El Banco Central dio un informe contundente sobre los resultados negativos que dejó el conjunto de políticas económicas que se aplicaron desde diciembre de 2015 facilitando la fuga de capitales por más de USD 86.000 millones, creando las condiciones para la irrupción de un nuevo episodio de crisis por sobreendeudamiento externo.

Según este informe, que realizó el Banco Central de la República Argentina (BCRA) a pedido del Poder Ejecutivo Nacional, el total de personas humanas que compraron divisas en este período fue de 6.693.065 y el total de personas jurídicas alcanzó la cifra de 85.279. Sin embargo, se destaca que “un reducido grupo de 100 agentes realizó compras netas por USD 24.679 millones. Por su parte, la formación de activos externos de los 10 principales compradores explica USD 7.945 millones”.

Esa concentración también se observa, según el informe del BCRA, cuando se diferencia entre personas humanas y personas jurídicas: apenas el 1% de las empresas que resultaron compradoras netas adquirió USD 41.124 millones en concepto de formación de activos externos y, en el caso de las personas humanas, tan sólo el 1% de los compradores acumuló USD 16.200 en compras netas durante el período.

El incremento de la formación de activos en el exterior de los residentes fue el resultado de un profundo cambio de paradigma impuesto por la política cambiaria, monetaria y de endeudamiento tendientes a una desregulación de los mercados que impulsó el gobierno de Mauricio Macri.

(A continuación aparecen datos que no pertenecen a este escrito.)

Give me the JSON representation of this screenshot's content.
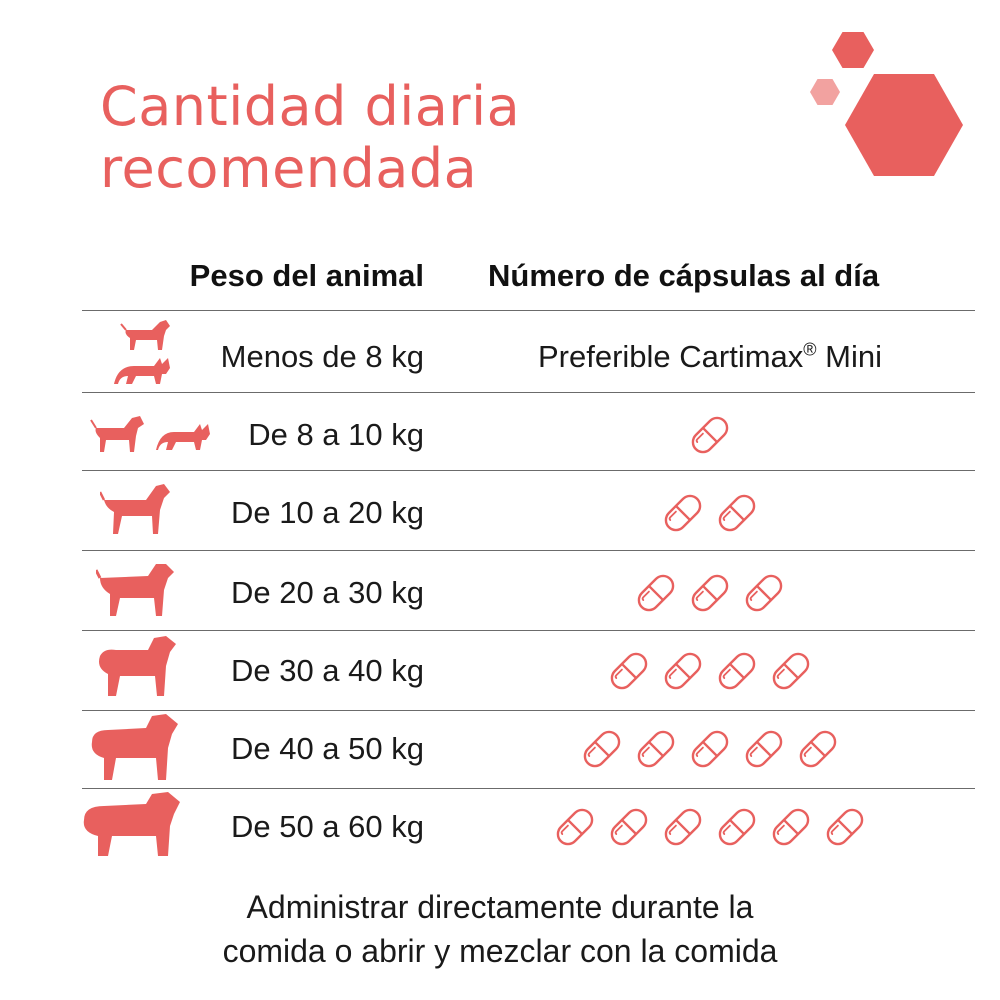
{
  "title": {
    "line1": "Cantidad diaria",
    "line2": "recomendada"
  },
  "colors": {
    "accent": "#e8605e",
    "accent_light": "#f2a2a0",
    "text": "#1a1a1a",
    "rule": "#6b6b6b"
  },
  "table": {
    "headers": {
      "weight": "Peso del animal",
      "capsules": "Número de cápsulas al día"
    },
    "rows": [
      {
        "weight": "Menos de 8 kg",
        "dose_text": "Preferible Cartimax",
        "dose_mark": "®",
        "dose_suffix": " Mini",
        "capsules": 0,
        "icons": [
          "small-dog-icon",
          "cat-icon"
        ]
      },
      {
        "weight": "De 8 a 10 kg",
        "capsules": 1,
        "icons": [
          "small-dog-icon",
          "cat-icon"
        ]
      },
      {
        "weight": "De 10 a 20 kg",
        "capsules": 2,
        "icons": [
          "medium-dog-icon"
        ]
      },
      {
        "weight": "De 20 a 30 kg",
        "capsules": 3,
        "icons": [
          "dog-icon"
        ]
      },
      {
        "weight": "De 30 a 40 kg",
        "capsules": 4,
        "icons": [
          "large-dog-icon"
        ]
      },
      {
        "weight": "De 40 a 50 kg",
        "capsules": 5,
        "icons": [
          "large-dog-icon"
        ]
      },
      {
        "weight": "De 50 a 60 kg",
        "capsules": 6,
        "icons": [
          "giant-dog-icon"
        ]
      }
    ]
  },
  "footer": {
    "line1": "Administrar directamente durante la",
    "line2": "comida o abrir y mezclar con la comida"
  },
  "decor": {
    "icons": [
      "hexagon-large-icon",
      "hexagon-small-icon",
      "hexagon-light-icon"
    ]
  }
}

Al asumir en 2015, el gobierno de Mauricio Macri impulsó una primera fase de ingreso de capitales que duró hasta comienzos de 2018. De cada 10 dólares que ingresaron en esa etapa, 8 tenían su origen en colocación de deuda y capitales especulativos. El ingreso de divisas por deuda pública, privada e inversiones especulativas de portafolio sumaron USD 100.000 millones en el período. Con la reversión de los flujos de capitales a principios de 2018, las autoridades decidieron recurrir al Fondo Monetario Internacional (FMI), que desembolsó un préstamo récord de USD 44.500 millones.

Durante todo el período 2015-2019, la fuga de capitales se triplicó. Incluso durante la primera etapa de auge de ingreso de capitales, la formación de activos externos de los residentes alcanzó los USD 41.100 millones. En la etapa de aceleración de salida de capitales, a partir de mayo de 2018, alcanzó los USD 45.100 millones.